Nominal algebra includes $\alpha$-equality and freshness constraints on nominal terms endowed with a nominal set semantics that facilitates reasoning about languages with binders. Nominal unification is decidable and unitary, however, its extension with equational axioms such as Commutativity (which has a finitary first-order unification type) is no longer finitary unless permutation fixed-point constraints are used. In this paper, we extend the notion of nominal algebra by introducing fixed-point constraints and provide a sound semantics using strong nominal sets.

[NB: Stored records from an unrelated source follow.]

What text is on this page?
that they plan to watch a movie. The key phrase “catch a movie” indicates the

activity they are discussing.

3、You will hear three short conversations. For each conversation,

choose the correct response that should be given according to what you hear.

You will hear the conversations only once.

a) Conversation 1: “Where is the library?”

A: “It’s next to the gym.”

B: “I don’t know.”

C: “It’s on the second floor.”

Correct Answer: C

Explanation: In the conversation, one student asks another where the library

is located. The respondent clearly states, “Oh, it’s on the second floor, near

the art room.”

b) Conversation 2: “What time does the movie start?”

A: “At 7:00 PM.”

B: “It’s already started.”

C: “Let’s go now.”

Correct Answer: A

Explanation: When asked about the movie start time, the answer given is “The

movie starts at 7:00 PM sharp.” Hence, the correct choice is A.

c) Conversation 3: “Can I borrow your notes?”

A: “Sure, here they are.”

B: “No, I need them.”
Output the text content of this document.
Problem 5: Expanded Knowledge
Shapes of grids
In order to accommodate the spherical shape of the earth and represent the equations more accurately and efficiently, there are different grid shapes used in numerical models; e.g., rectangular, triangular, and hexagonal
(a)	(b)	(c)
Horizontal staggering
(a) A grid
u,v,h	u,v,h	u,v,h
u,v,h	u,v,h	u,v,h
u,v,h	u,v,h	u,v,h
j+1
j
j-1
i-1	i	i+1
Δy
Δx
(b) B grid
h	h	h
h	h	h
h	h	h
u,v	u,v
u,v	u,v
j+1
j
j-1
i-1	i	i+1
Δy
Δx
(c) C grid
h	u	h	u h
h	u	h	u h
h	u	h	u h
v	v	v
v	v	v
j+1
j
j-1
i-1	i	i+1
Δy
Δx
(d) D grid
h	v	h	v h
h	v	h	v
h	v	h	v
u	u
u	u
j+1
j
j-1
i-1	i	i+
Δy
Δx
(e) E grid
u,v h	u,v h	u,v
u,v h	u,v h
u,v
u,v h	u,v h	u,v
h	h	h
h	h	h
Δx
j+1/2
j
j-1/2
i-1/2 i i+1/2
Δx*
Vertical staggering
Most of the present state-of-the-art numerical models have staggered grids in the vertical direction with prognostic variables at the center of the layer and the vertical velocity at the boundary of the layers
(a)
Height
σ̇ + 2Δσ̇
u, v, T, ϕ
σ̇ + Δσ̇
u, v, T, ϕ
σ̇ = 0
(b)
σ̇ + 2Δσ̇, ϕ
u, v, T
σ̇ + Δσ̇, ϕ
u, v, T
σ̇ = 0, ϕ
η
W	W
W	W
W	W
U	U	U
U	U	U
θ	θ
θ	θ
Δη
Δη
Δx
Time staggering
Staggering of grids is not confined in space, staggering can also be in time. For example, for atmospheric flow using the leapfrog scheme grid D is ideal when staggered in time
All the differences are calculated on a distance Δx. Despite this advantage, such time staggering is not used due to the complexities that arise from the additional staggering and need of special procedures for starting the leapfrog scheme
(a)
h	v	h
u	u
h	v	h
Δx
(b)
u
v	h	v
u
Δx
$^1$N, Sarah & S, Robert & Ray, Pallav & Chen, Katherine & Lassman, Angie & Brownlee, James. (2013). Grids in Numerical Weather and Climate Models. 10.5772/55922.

We show, by providing a counter-example, that the class of nominal sets is not a sound denotation for this extended nominal algebra. To recover soundness we propose two different formulations of nominal algebra, one obtained by restricting to a class of fixed-point contexts that are in direct correspondence with freshness contexts and another obtained by using a different set of derivation rules.

翻译：名义代数包含对名义项的α等价性与新鲜度约束，并赋予一种名义集语义，便于对带有绑定结构的语言进行推理。名义可判定且具有单一性，然而，当将其扩展至包含交换性等等式公理时（该公理具有有限一阶合一类型），除非使用置换固定点约束，否则扩展不再具有有限性。本文通过引入固定点约束扩展了名义代数的概念，并利用强名义集提供了一种可靠的语义。我们通过构造反例证明，名义集类并非这一扩展名义代数的可靠指称。为恢复可靠性，我们提出了两种不同的名义代数形式化方案：一种是通过限制到与新鲜度上下文直接对应的固定点上下文类来实现；另一种则是通过采用不同的推导规则集来实现。